Donald Trump suspends special privileges to Hong Kong; China warns 'will definitely hit back'
The US President said the law gives his administration powerful new tools to hold responsible the individuals in the entities involved in extinguishing Hong Kong's freedom
US President Donald Trump signed into law the Hong Kong Autonomy Act on Tuesday and also signed an executive order ending US preferential treatment for Hong Kong, "to hold China accountable for its oppressive actions against the people of Hong Kong".
Trump said the law gives his administration powerful new tools to hold responsible the individuals in the entities involved in extinguishing Hong Kong's freedom.
"We have all watched what happened, not a good situation. Their freedom has been taken away, their rights have been taken away and with it goes Hong Kong in my opinion, because it will no longer be able to compete with free markets. A lot of people will be leaving Hong Kong I suspect and we are going to do a lot more business because of it because we just lost one competitor.
"We lost a very, very serious competitor, a competitor that we incentivised to take a lot of business and do well, and we gave them a lot of business by doing what we did. We gave them things that nobody else had the right to do and that gave them a big edge over other markets, and because of that edge, they have some really historic business, tremendous business, far bigger than anybody would have thought years ago when we did this gift. It was really a gift to freedom," Trump said.

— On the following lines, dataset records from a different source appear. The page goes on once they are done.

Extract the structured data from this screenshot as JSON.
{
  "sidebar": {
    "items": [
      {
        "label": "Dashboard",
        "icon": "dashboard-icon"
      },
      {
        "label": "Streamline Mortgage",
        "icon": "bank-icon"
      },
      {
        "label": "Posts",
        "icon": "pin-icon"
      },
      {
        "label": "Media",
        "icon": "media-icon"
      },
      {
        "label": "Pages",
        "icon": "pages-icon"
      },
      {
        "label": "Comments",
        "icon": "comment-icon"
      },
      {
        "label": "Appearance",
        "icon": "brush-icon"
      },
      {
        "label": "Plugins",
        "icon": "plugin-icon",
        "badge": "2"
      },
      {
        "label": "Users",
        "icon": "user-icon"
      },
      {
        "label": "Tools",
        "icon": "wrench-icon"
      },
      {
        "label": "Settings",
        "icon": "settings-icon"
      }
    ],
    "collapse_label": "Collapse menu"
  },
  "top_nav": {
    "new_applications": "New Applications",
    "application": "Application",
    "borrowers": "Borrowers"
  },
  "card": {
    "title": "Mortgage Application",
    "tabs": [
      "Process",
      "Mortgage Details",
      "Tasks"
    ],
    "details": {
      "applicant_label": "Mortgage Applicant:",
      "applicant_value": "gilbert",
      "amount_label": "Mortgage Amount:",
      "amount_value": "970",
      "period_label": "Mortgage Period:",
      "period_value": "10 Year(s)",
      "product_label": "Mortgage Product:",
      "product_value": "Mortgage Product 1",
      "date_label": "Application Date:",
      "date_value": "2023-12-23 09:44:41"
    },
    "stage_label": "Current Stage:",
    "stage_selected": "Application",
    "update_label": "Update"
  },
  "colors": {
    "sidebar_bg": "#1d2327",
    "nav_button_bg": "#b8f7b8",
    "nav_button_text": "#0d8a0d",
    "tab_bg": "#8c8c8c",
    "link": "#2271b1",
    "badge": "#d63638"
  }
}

Chinese Foreign Ministry spokesperson Hua Chunying warned the US to not implement the law. "We urge the US side to correct its mistake, not to implement the so-called 'Hong Kong Autonomy Act' and immediately stop meddling in Hong Kong affairs and China's internal affairs in any way," she said.
"This act smears our law on safeguarding national security in Hong Kong Special Administrative Region . If the US insists on going on the wrong path, China will definitely hit back". "This US move has grossly interfered in China's internal affairs and seriously violated international law, and the basic norms governing international relations," she said.